Darcy shook her head and made a tsking noise.

“For a detective, you don’t know much. She owns a fabulous vacation home on Pelican Beach.”

“And she wants to see me?”

“She says it’s urgent.”

I glanced at my bare desktop and my day planner devoid of appointments. “I suppose I can work her in.”

“Don’t forget to ask for an advance.” Darcy ducked out the door.

She was right to remind me. After twenty-two years as a police officer, I wasn’t yet accustomed to the business details of running a private investigation firm. I preferred that Bill Malcolm, my fiancé and partner in crime, so to speak, handle money matters, but he was in Sarasota on another case.

Through the open windows of our recently acquired second-floor office, I could hear the traffic idling on Main Street as it backed up from the causeway to the beach. The April breeze carried the scent of confederate jasmine and sweet viburnum tinged with car-exhaust fumes. The town had more visitors than you could stir with a stick, and half of them were young, horny and slightly inebriated. I recalled reading a complaint the British had made about American troops during World War II: overpaid, oversexed and over here. Apply that to these college kids and you had spring break in Pelican Bay in a nutshell.

Darcy returned, opened the door to my office and stood aside for Jolene to enter.

With luxuriant long brown hair, huge Italian sunglasses, and a tall, gaunt figure, the result of either good genes or semistarvation, the woman was a dead ringer for the late Jackie O. The cut and quality of her linen slacks, cashmere sweater and matching sandals would have made my sister, a world-class shopper, drool.

Darcy gestured to a leather club chair in front of my desk and, once Jolene was seated, asked if she wanted coffee.

The actress shook her head, and Darcy, looking as if she’d give her eyeteeth to stay and hear the woman’s story, reluctantly withdrew.

“I’m Maggie Skerritt.
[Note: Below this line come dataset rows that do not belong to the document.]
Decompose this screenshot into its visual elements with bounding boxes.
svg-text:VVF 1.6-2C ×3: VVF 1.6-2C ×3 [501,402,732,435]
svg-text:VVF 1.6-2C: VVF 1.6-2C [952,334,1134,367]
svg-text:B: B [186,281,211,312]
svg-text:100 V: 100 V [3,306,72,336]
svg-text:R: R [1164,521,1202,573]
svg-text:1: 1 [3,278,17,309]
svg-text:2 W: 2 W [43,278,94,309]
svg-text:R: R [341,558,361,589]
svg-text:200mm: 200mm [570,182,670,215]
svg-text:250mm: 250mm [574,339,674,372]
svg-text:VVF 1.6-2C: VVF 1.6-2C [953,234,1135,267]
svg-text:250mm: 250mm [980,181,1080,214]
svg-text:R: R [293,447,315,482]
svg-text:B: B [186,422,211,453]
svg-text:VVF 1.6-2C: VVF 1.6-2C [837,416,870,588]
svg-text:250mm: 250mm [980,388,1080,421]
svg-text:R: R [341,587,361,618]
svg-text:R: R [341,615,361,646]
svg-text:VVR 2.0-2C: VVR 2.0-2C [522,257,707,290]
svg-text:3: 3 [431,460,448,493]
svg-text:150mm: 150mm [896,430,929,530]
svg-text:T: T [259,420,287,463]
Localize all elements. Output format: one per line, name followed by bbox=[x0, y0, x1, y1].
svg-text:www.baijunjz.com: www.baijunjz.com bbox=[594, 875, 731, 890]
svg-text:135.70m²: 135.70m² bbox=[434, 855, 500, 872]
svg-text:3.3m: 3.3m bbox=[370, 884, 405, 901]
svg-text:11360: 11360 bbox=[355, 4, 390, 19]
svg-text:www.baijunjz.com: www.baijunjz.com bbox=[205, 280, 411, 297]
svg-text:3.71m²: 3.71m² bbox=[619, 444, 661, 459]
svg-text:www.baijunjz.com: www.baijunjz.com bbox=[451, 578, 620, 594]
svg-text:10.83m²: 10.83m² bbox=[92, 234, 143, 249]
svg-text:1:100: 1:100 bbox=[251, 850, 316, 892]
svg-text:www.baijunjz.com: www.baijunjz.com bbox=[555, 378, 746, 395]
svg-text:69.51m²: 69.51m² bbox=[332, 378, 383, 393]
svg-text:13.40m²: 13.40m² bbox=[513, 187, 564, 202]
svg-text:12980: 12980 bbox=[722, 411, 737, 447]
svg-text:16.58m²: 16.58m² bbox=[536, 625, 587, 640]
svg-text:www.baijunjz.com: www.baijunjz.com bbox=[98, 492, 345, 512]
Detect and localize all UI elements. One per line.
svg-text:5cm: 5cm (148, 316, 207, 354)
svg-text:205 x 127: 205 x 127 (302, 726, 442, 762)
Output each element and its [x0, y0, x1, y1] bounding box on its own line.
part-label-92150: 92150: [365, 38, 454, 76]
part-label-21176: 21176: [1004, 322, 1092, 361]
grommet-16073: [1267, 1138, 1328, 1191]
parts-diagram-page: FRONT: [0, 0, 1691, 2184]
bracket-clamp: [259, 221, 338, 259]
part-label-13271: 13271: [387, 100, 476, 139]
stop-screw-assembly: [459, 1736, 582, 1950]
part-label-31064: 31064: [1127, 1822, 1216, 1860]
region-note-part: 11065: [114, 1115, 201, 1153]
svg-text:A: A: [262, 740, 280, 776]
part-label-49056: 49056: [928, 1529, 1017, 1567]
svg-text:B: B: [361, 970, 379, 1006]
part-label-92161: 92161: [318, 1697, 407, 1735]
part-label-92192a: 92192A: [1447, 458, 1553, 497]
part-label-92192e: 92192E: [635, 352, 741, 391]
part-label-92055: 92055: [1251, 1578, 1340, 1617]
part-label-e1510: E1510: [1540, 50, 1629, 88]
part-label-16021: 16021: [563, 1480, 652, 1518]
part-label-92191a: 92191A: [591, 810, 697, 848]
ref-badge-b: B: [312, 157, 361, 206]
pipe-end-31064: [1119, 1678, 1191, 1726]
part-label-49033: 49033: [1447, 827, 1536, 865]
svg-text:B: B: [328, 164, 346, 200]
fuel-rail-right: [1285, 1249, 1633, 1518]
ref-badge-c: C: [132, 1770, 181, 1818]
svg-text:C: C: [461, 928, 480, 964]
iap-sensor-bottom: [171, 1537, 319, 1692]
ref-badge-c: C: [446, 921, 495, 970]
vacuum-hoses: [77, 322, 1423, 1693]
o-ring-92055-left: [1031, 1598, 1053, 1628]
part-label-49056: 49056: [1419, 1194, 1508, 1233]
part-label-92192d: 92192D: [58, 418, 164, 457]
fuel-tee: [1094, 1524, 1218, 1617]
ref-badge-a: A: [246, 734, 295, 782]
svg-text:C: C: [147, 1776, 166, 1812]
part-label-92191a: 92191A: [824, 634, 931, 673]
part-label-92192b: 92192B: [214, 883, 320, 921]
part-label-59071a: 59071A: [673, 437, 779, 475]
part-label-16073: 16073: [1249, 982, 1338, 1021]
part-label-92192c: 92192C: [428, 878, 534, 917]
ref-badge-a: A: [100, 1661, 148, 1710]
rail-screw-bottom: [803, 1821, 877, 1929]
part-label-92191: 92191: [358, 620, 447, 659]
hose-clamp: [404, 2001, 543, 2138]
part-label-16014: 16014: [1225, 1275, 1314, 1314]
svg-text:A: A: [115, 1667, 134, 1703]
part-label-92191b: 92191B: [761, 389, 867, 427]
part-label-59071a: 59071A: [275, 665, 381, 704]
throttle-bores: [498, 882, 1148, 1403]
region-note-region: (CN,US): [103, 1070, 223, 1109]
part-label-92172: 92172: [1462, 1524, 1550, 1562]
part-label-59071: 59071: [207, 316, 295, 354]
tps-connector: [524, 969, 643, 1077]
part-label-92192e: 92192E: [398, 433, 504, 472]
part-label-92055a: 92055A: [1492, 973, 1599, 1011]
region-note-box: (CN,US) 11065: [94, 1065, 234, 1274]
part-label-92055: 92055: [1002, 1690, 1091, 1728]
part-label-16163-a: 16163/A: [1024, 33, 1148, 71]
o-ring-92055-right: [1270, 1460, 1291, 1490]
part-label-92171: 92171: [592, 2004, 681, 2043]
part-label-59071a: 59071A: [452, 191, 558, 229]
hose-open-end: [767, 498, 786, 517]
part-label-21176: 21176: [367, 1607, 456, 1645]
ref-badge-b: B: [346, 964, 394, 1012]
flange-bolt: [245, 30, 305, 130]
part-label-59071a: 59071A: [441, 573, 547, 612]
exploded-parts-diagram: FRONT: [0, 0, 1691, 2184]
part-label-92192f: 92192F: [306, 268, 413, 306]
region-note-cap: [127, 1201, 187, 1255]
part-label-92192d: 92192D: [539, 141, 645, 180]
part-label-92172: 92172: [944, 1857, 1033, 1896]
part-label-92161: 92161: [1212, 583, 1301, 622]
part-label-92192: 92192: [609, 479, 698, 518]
What brings you here, Ms. Jernigan?”

“The Internet.”

I swallowed my disappointment. If she needed cyber-snooping, she’d come to the wrong place. I was as technophobic as they came and had to hire a computer specialist in Clearwater to do my Web surfing.

“I need a private eye,” she continued, “and your firm is the closest one listed on the Web.” Her voice was low and husky, as if she’d been crying.

“Why do you need an investigator?” I’d get to the harder questions later.

She drew a deep shuddering breath. “My baby’s been kidnapped.”

“Your baby?” Recently turned forty-nine, I was no spring chicken, and Jolene had at least fifteen years on me. For her, childbearing age had to be a dim, distant memory. But she’d said baby, so maybe she’d adopted.

“Roger.” She muffled a sob and fumbled in her purse for a tissue. “He’s only three.”

Now she had my complete attention. “Have you notified the authorities?”

Her head snapped up, and I could feel the intensity of her gaze behind her dark glasses. “Are you crazy? And have it splashed all over the news?”

“Were you threatened?”

“Huh?”

“Did the kidnappers say they’d harm your baby if you went to the police?”

She shook her head. “No, I just don’t want the bad publicity.”

Jolene Jernigan was either the dumbest woman I’d ever met or I’d missed something. Or both. “Do you have any idea who might have taken your child?”

“Who said anything about a child? Roger’s my dog, an adorable pug.”